There is also growing evidence of other health effects from indoor air pollution – including tuberculosis, cataracts, several other cancers, low birth-weight, stillbirth, and heart disease. Amongst the most convincing health studies are those that document an improvement in health associated with a
reduction in pollution levels. Two studies conducted in south China showed a significant reduction in lung cancer and chronic obstructive pulmonary disease due to the introduction of improved coal stoves in the late 1970s (Lan and others 2002,
Chapman and others 2005). As development progresses, households tend to move to cleaner fuels (Figure 4). This process of moving up the so-called energy ladder is a slow one and households often shift only selected cooking tasks to cleaner but more expensive fuels at first. The recent increase in crude oil prices and the reduction of fuel subsidies for the poor in countries such
as Indonesia and India could force households back down the energy ladder, to more use of biomass fuels.
It is perhaps surprising that biomass stoves contribute to global warming even when the biomass is harvested as a renewable resource and carbon dioxide emissions from the combustion process are offset by the absorption of carbon dioxide during re-growth. One reason is that biomass, particularly wood, is not always harvested renewably, from sources that regrow. Another is that some products of incomplete combustion – particularly methane and black carbon particles – are even more powerful greenhouse pollutants than carbon dioxide, and therefore have higher global warming potential.

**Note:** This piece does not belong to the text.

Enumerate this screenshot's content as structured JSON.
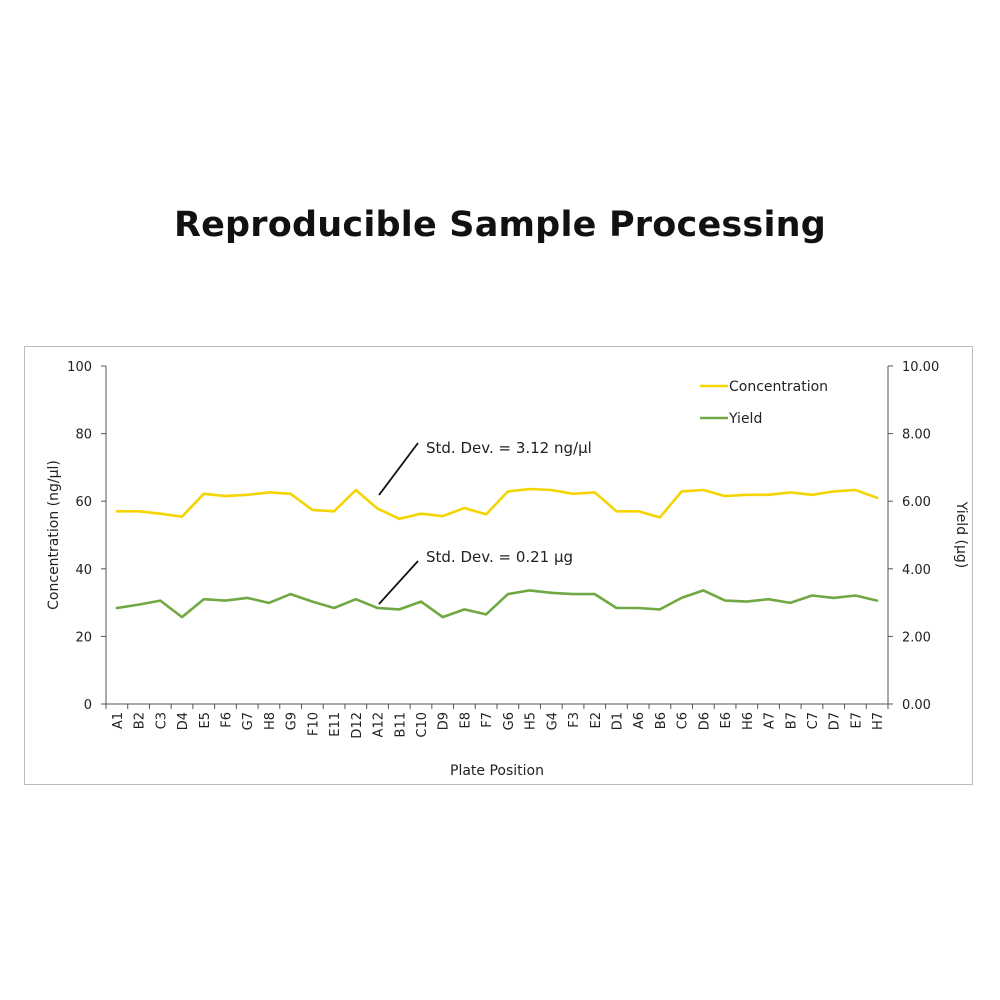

Thus, although biomass fuel used on traditional stoves can sometimes be carbon neutral, the process is not greenhouse gas (GHG) neutral unless the biomass fuel is burnt efficiently and completely.
Depending on assumptions and global warming potentials of the different pollutants involved, improving biomass stoves can
achieve a double benefit in the form of lower GHG emissions and reduced ill-health. Even shifting to clean-burning fossil fuels
could be considered a GHG-reduction measure in places where wood is not harvested renewably, because it reduces emissions of methane and black carbon, as well as of CO2 (Smith and others 2000). This is not to say that the growing risk of global climate change is due to the stoves of the poor.
To blunt global warming, it is the world’s use of fossil fuels that needs to be addressed. However, investments in better energy technologies for the poor offer the possibility of substantial and important benefits aside from GHG reductions, including reduced health risks, saving of women’s time, reduced resource consumption, and other local benefits.